“Did stated intent of the
order trump the its effect?”
In Young v. Young, the Supreme Judicial Court (SJC) vacated the trial court judgment that awarded variable alimony based on a fixed percentage of the husband’s gross pre-tax compensation, based in part on its conclusion that it crossed the Alimony Reform Act (ARA) (eff. 3.1.12):
…[B]ecause [the order] was intended to award the wife an amount of alimony that exceeds her need to maintain the lifestyle she enjoyed during the marriage. (Italics ours)
By focusing on the intent of the order, we can only infer that the court was addressing the judge’s rationale for the order, instead of the order itself. That election matters, because it raises two questions:
- If the trial judge explained herself differently, might the SJC have upheld the judgment?
- If the SJC looked at the order in its full ramification, would it have impacted the outcome?
The actual support award in Young was bi-lateral, rising and dropping with the husband’s income, a fact eclipsed by the court’s sharp focus on intent. Thus, while the trial judge may have focused her analysis of the parties’ rising station, her order actually provided downside protection for the husband, too.

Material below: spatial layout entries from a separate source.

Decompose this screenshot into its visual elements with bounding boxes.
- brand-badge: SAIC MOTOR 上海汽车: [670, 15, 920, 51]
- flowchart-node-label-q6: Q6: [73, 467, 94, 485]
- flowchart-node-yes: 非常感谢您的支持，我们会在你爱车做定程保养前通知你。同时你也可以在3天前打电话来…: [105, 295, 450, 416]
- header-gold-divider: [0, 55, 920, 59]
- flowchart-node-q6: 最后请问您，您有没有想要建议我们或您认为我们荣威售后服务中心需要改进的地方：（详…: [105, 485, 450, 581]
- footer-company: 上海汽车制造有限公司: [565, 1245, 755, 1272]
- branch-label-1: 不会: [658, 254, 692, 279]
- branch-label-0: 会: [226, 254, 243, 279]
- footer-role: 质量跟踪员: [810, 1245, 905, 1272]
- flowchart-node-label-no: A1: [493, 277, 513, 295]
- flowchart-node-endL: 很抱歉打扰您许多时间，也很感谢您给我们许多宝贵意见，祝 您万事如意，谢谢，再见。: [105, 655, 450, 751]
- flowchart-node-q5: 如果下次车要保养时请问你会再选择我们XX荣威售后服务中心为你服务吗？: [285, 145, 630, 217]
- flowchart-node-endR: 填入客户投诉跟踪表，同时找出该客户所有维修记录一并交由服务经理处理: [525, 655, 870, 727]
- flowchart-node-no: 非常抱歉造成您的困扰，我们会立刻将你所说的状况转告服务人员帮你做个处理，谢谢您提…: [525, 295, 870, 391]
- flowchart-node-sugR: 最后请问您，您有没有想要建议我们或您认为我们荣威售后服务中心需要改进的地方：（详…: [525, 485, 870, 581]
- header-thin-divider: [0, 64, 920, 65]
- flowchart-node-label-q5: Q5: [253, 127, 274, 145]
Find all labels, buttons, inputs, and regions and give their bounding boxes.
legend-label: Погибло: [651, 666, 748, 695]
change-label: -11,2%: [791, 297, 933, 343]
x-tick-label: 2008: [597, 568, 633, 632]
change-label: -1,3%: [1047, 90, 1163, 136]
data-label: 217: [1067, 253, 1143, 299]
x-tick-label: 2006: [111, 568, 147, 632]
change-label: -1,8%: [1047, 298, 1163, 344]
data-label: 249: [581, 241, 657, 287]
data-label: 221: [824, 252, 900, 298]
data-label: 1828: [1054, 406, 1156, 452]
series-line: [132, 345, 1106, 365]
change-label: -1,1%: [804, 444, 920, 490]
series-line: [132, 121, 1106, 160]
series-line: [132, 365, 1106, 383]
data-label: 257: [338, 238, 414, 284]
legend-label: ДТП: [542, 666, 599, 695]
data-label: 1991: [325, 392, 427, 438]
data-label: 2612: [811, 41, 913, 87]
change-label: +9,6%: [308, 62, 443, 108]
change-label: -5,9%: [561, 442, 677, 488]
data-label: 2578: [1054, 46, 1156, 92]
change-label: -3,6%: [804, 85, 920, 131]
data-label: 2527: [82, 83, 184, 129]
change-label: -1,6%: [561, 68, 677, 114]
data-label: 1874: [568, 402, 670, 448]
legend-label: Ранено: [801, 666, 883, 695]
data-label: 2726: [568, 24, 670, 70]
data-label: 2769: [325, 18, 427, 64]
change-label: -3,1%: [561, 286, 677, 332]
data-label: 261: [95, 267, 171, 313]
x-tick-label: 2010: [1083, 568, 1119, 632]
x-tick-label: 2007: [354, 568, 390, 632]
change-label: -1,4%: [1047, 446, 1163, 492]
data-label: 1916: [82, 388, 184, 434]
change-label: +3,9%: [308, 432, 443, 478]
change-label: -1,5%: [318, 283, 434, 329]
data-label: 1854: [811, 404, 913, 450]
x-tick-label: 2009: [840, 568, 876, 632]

Had the judge expressed an intent to protect the husband in the event of income decline and stressed it concomitantly with the potential for “upside”, might the “intent” infirmity that the SJC seized upon been neutralized? Or, if the judge had found that a family with roller coaster income might experience corresponding lifestyle flux?
After all, as the SJC observed:
There may also be special circumstances where an alimony award based on a percentage of the supporting spouse's income might not be an abuse of discretion, such as where the supporting spouse's income is highly variable from year to year, sometimes severely limiting his or her ability to pay, and where a percentage formula, averaged over time, is likely not to exceed the needs of the recipient spouse.
The SJC dealt with the former, but not the latter.